One of my last customers today was a woman named Carrie Kahn.  I didn't know her name right away when she got up to me, but I figured it out in the process.  First on the conveyor belt: a completely full brown paper grocery bag.  We are instructed to ask what's in anything we can't see into, so I did.  The answer: "My husband's medications."  Which seems strange when you know that most prescriptions come through in one or a few small vials; this was a whole freakin' boatload.  My expression must have conveyed surprise, and she explained they were to counteract the effects of radiation.  A few items later, I asked her, was he burned by the radiation?  "Completely disfigured," was her response, "Both by that and the chemo.  It was cancer of the salivary gland, which was misdiagnosed."  Then the other shoe dropped.  "What's especially bad is that he's a personal injury lawyer, the Kahn of Siegel, Kelleher, and Kahn.  And he's only 58 years old.  So you never know what's gonna happen in life."
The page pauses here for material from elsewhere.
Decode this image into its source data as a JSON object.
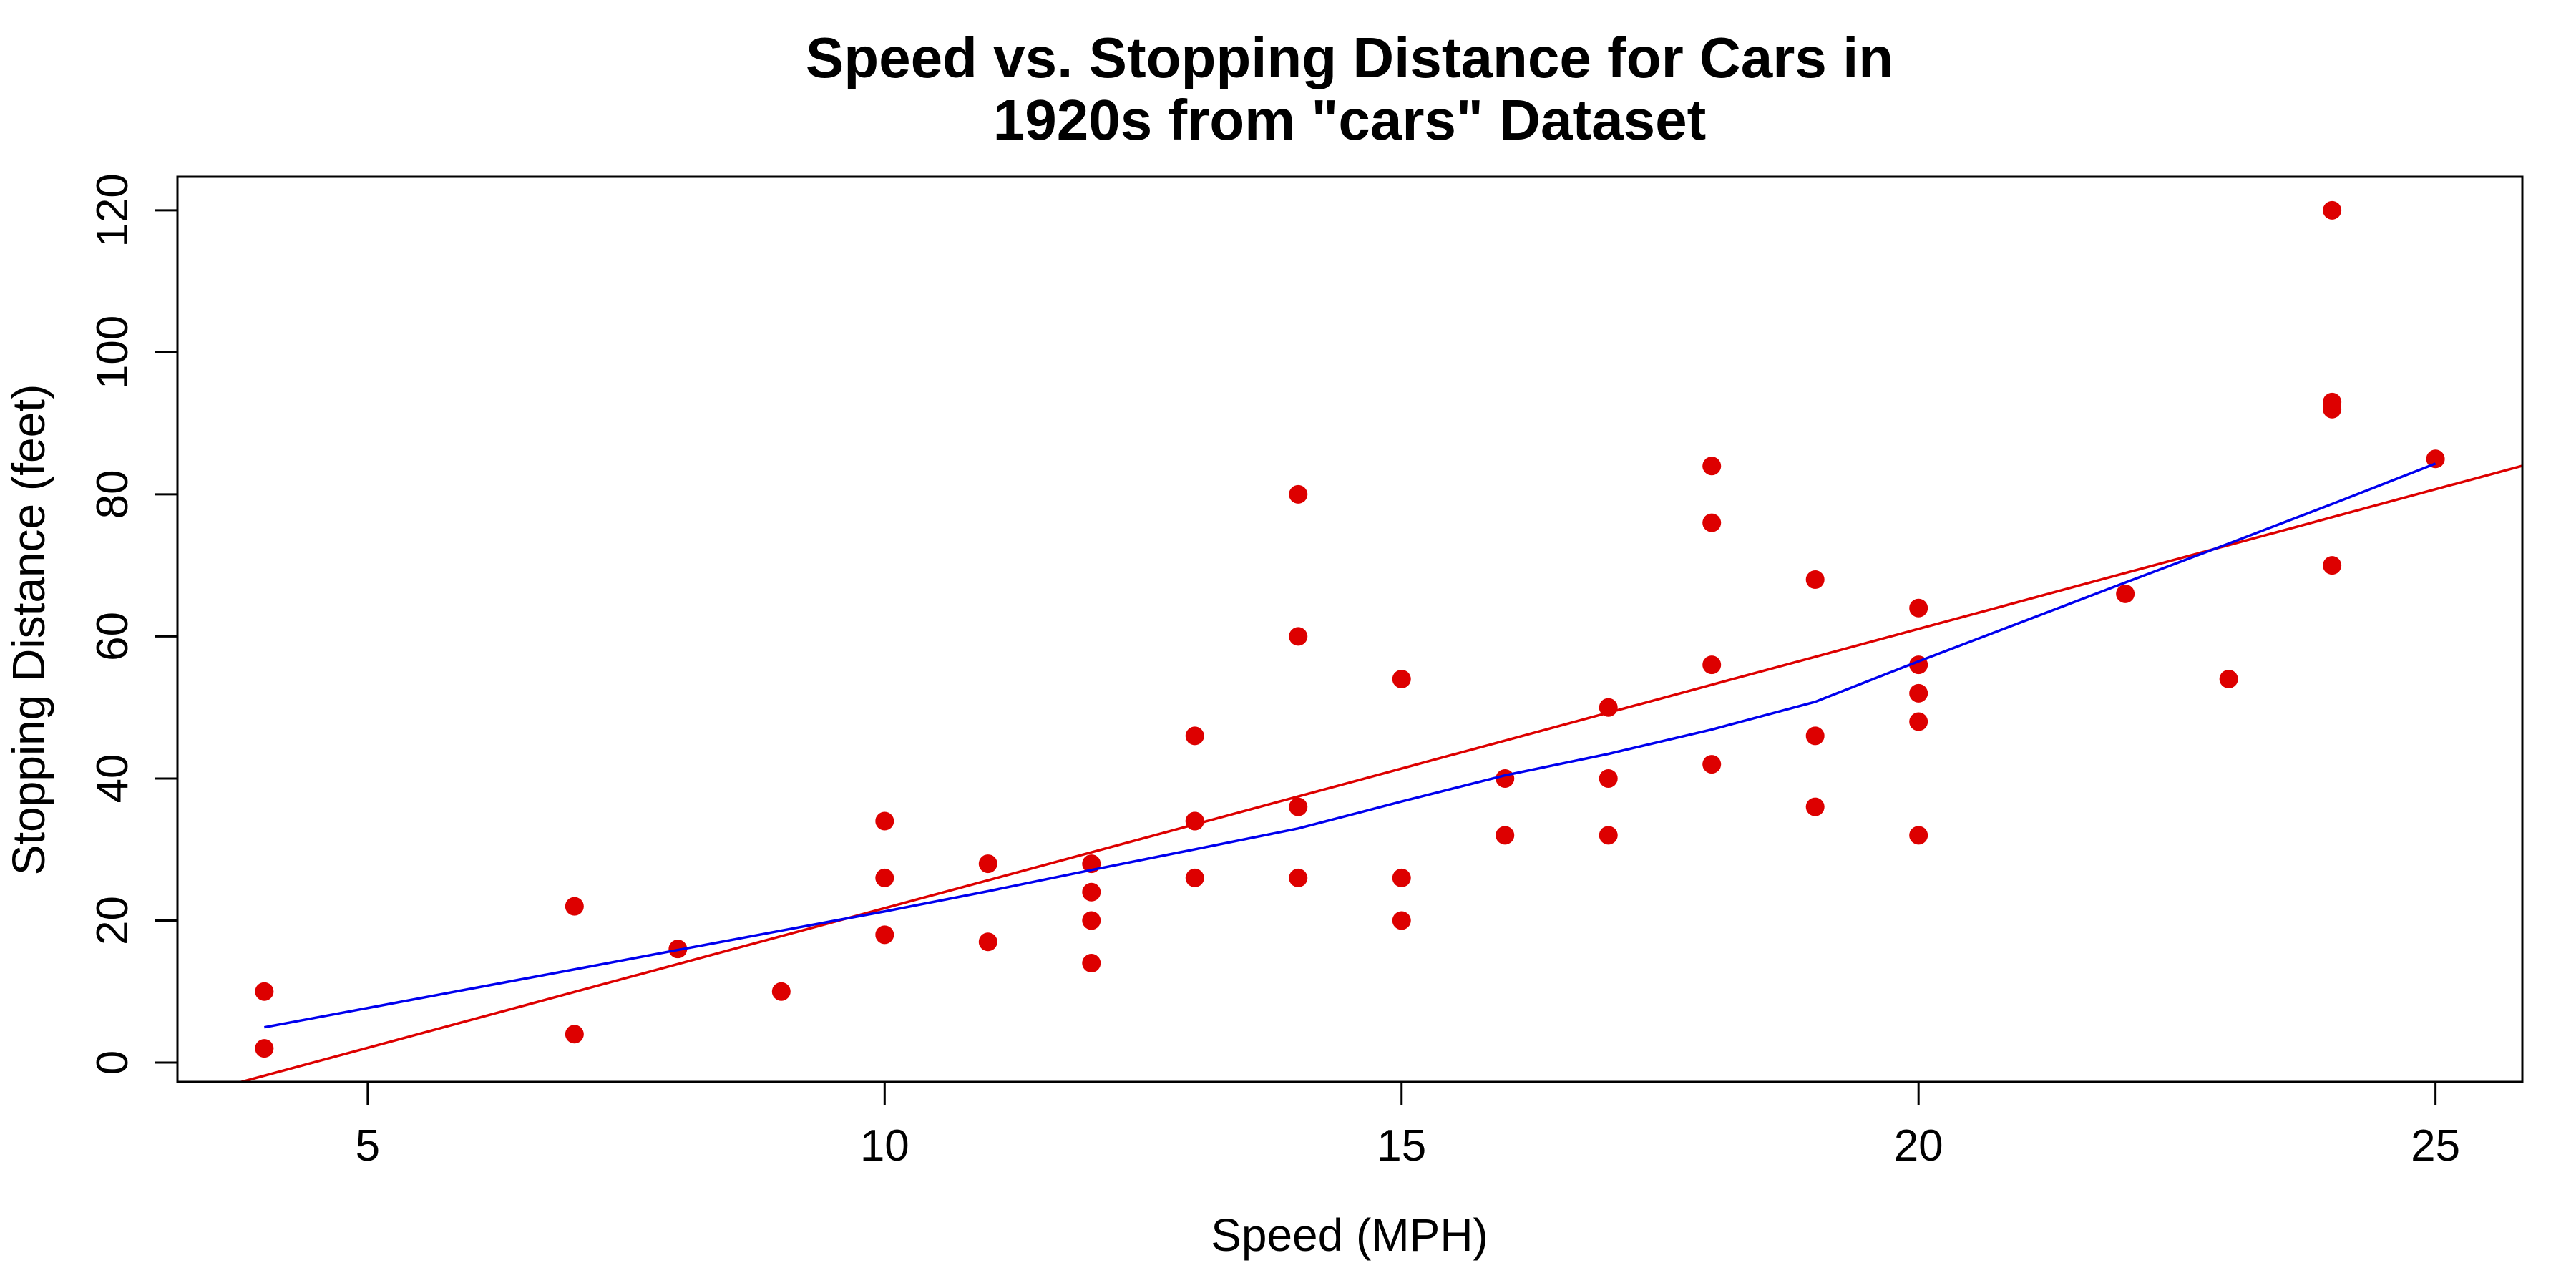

Ouch.   A lightbulb then sputtered to life inside my brain.  "Are you the woman," I asked, "Who's running for the school board?"  She lit up like a Christmas tree, and said yes.  I explained I didn't live in that school district, but she was obviously glad to be recognized.  As we parted she thanked me sincerely, and I wished her good luck with her husband's recovery.
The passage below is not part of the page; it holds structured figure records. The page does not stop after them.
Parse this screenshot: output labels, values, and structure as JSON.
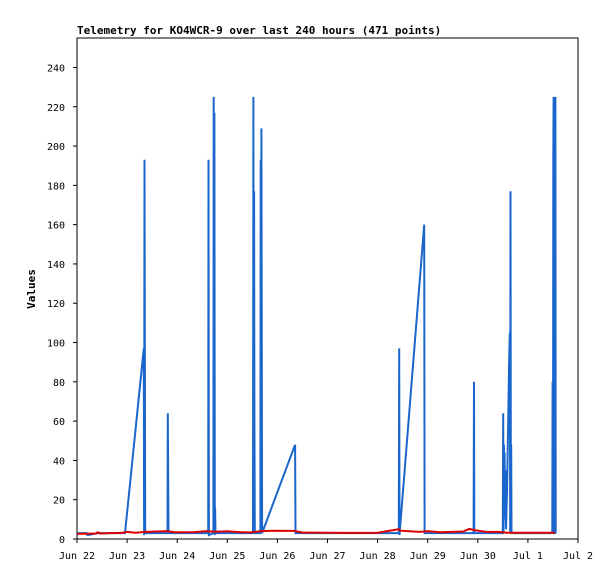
{
  "chart_data": {
    "type": "line",
    "title": "Telemetry for KO4WCR-9 over last 240 hours (471 points)",
    "xlabel": "",
    "ylabel": "Values",
    "ylim": [
      0,
      255
    ],
    "yticks": [
      0,
      20,
      40,
      60,
      80,
      100,
      120,
      140,
      160,
      180,
      200,
      220,
      240
    ],
    "xlim": [
      "2024-06-22",
      "2024-07-02"
    ],
    "xticks": [
      {
        "label": "Jun 22",
        "x": "2024-06-22"
      },
      {
        "label": "Jun 23",
        "x": "2024-06-23"
      },
      {
        "label": "Jun 24",
        "x": "2024-06-24"
      },
      {
        "label": "Jun 25",
        "x": "2024-06-25"
      },
      {
        "label": "Jun 26",
        "x": "2024-06-26"
      },
      {
        "label": "Jun 27",
        "x": "2024-06-27"
      },
      {
        "label": "Jun 28",
        "x": "2024-06-28"
      },
      {
        "label": "Jun 29",
        "x": "2024-06-29"
      },
      {
        "label": "Jun 30",
        "x": "2024-06-30"
      },
      {
        "label": "Jul 1",
        "x": "2024-07-01"
      },
      {
        "label": "Jul 2",
        "x": "2024-07-02"
      }
    ],
    "grid": false,
    "legend": "none",
    "series": [
      {
        "color": "#1a66cc",
        "points": [
          [
            "2024-06-22 00:00",
            2
          ],
          [
            "2024-06-22 00:40",
            3
          ],
          [
            "2024-06-22 04:40",
            3
          ],
          [
            "2024-06-22 05:00",
            2
          ],
          [
            "2024-06-22 10:00",
            3
          ],
          [
            "2024-06-22 17:00",
            3
          ],
          [
            "2024-06-22 22:30",
            3
          ],
          [
            "2024-06-22 23:00",
            3
          ],
          [
            "2024-06-23 08:00",
            97
          ],
          [
            "2024-06-23 08:10",
            2
          ],
          [
            "2024-06-23 08:20",
            193
          ],
          [
            "2024-06-23 08:40",
            3
          ],
          [
            "2024-06-23 19:20",
            3
          ],
          [
            "2024-06-23 19:30",
            64
          ],
          [
            "2024-06-23 19:50",
            3
          ],
          [
            "2024-06-24 14:50",
            3
          ],
          [
            "2024-06-24 15:00",
            193
          ],
          [
            "2024-06-24 15:10",
            2
          ],
          [
            "2024-06-24 17:20",
            3
          ],
          [
            "2024-06-24 17:30",
            225
          ],
          [
            "2024-06-24 17:40",
            10
          ],
          [
            "2024-06-24 17:50",
            217
          ],
          [
            "2024-06-24 18:00",
            2
          ],
          [
            "2024-06-24 18:10",
            16
          ],
          [
            "2024-06-24 18:20",
            3
          ],
          [
            "2024-06-25 12:20",
            3
          ],
          [
            "2024-06-25 12:30",
            225
          ],
          [
            "2024-06-25 12:40",
            3
          ],
          [
            "2024-06-25 12:50",
            177
          ],
          [
            "2024-06-25 13:00",
            64
          ],
          [
            "2024-06-25 13:10",
            3
          ],
          [
            "2024-06-25 15:50",
            3
          ],
          [
            "2024-06-25 16:00",
            193
          ],
          [
            "2024-06-25 16:10",
            3
          ],
          [
            "2024-06-25 16:20",
            209
          ],
          [
            "2024-06-25 16:40",
            3
          ],
          [
            "2024-06-26 08:30",
            48
          ],
          [
            "2024-06-26 08:40",
            3
          ],
          [
            "2024-06-27 12:00",
            3
          ],
          [
            "2024-06-28 10:10",
            3
          ],
          [
            "2024-06-28 10:20",
            97
          ],
          [
            "2024-06-28 10:30",
            2
          ],
          [
            "2024-06-28 22:20",
            160
          ],
          [
            "2024-06-28 22:30",
            3
          ],
          [
            "2024-06-29 22:00",
            3
          ],
          [
            "2024-06-29 22:10",
            80
          ],
          [
            "2024-06-29 22:20",
            3
          ],
          [
            "2024-06-30 12:00",
            3
          ],
          [
            "2024-06-30 12:10",
            64
          ],
          [
            "2024-06-30 12:20",
            3
          ],
          [
            "2024-06-30 12:30",
            48
          ],
          [
            "2024-06-30 12:40",
            32
          ],
          [
            "2024-06-30 12:50",
            44
          ],
          [
            "2024-06-30 13:00",
            10
          ],
          [
            "2024-06-30 13:10",
            35
          ],
          [
            "2024-06-30 13:30",
            5
          ],
          [
            "2024-06-30 14:00",
            24
          ],
          [
            "2024-06-30 14:30",
            57
          ],
          [
            "2024-06-30 15:00",
            89
          ],
          [
            "2024-06-30 15:20",
            105
          ],
          [
            "2024-06-30 15:30",
            3
          ],
          [
            "2024-06-30 15:40",
            177
          ],
          [
            "2024-06-30 15:50",
            3
          ],
          [
            "2024-06-30 16:00",
            48
          ],
          [
            "2024-06-30 16:10",
            3
          ],
          [
            "2024-07-01 11:40",
            3
          ],
          [
            "2024-07-01 11:50",
            80
          ],
          [
            "2024-07-01 12:00",
            3
          ],
          [
            "2024-07-01 12:10",
            193
          ],
          [
            "2024-07-01 12:20",
            225
          ],
          [
            "2024-07-01 12:30",
            3
          ],
          [
            "2024-07-01 13:00",
            3
          ],
          [
            "2024-07-01 13:10",
            225
          ],
          [
            "2024-07-01 13:20",
            3
          ]
        ]
      },
      {
        "color": "#dd0000",
        "points": [
          [
            "2024-06-22 00:00",
            2.6
          ],
          [
            "2024-06-22 09:00",
            2.8
          ],
          [
            "2024-06-22 10:00",
            3.4
          ],
          [
            "2024-06-22 11:00",
            2.8
          ],
          [
            "2024-06-22 22:00",
            3.2
          ],
          [
            "2024-06-23 00:00",
            3.6
          ],
          [
            "2024-06-23 04:00",
            3.2
          ],
          [
            "2024-06-23 09:00",
            3.6
          ],
          [
            "2024-06-23 14:00",
            3.8
          ],
          [
            "2024-06-23 19:00",
            4.0
          ],
          [
            "2024-06-23 23:00",
            3.4
          ],
          [
            "2024-06-24 08:00",
            3.5
          ],
          [
            "2024-06-24 14:00",
            4.0
          ],
          [
            "2024-06-24 18:00",
            3.7
          ],
          [
            "2024-06-25 00:00",
            3.9
          ],
          [
            "2024-06-25 06:00",
            3.5
          ],
          [
            "2024-06-25 11:00",
            3.3
          ],
          [
            "2024-06-25 16:00",
            4.0
          ],
          [
            "2024-06-25 22:00",
            4.2
          ],
          [
            "2024-06-26 08:00",
            4.1
          ],
          [
            "2024-06-26 12:00",
            3.3
          ],
          [
            "2024-06-27 00:00",
            3.2
          ],
          [
            "2024-06-27 12:00",
            3.1
          ],
          [
            "2024-06-28 00:00",
            3.2
          ],
          [
            "2024-06-28 08:00",
            4.6
          ],
          [
            "2024-06-28 10:00",
            5.0
          ],
          [
            "2024-06-28 11:00",
            4.2
          ],
          [
            "2024-06-28 20:00",
            3.6
          ],
          [
            "2024-06-29 00:00",
            4.0
          ],
          [
            "2024-06-29 06:00",
            3.4
          ],
          [
            "2024-06-29 17:00",
            3.8
          ],
          [
            "2024-06-29 20:00",
            5.2
          ],
          [
            "2024-06-29 22:00",
            4.6
          ],
          [
            "2024-06-30 04:00",
            3.6
          ],
          [
            "2024-06-30 10:00",
            3.6
          ],
          [
            "2024-06-30 14:00",
            3.2
          ],
          [
            "2024-07-01 00:00",
            3.2
          ],
          [
            "2024-07-01 13:00",
            3.2
          ]
        ]
      }
    ]
  }
}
I've had some time to think since then.  I am truly glad to be married to a guy who, should he no longer be able to practice law, would find something else to do with his time and move on.  I don't imagine Dennis Kahn is such a guy.  I don't know the extent of his disfigurement, but if what his wife said was true, I imagine it would make him hesitant to try to continue to practice.  It is, after all, a field in which, due to the use of the jury system, there's a fair amount of theatrics and posturing in front of strangers who make snap decisions based on appearance, let's be honest.  Ray's field is less so, far less so, because the decisions are usually in the hands of a judge, not a jury, and the relevant law is fairly arcane, not something that gets dramatized on t.v.
____________________________
Another customer near the end of my shift certainly got my attention.  A tall slender woman in her I'd-guess late sixties, I took one look at the contraption buckled across her chest and said to myself, "Rotator cuff surgery."  I told her I was going to get a bigger cart for her (the one she was pushing was tiny), and I insisted she accept a drive-up, where our employees push the cart to the outside of the store, then when the customer drives up we push the cart out and load the groceries in their vehicle.  I tootled off to get another, bigger cart to do the job.  My manager asked me what the hell (nicely) I was doing and I explained, that this woman needed this service and I was pretty sure she'd had RCS.  Zipping back to my station, I cashed her out, during which time she confirmed that's exactly what she'd had.  And she said it sucked (her words, not mine).

Later, I told Jill I'd been right about the nature of the injury.  "How do you know that?" she asked.  I don't know except to say that when someone's got their arm in a sling yet there's no cast on that arm and there's this special do-jigger strap which goes from the hand around to the back of the sling, it's a rotator cuff surgery set-up.  I've seen it five or six times, plus there's a way people move who have this kind of situation to deal with, and this woman today had all the signs.

Sometimes when I watch Nurse Jackie with Ray, I understand her better than most people might.  There are all kinds of verbal and non-verbal clues people give us, and those of us who read these clues well feel like we know stuff even though we don't know why we know it.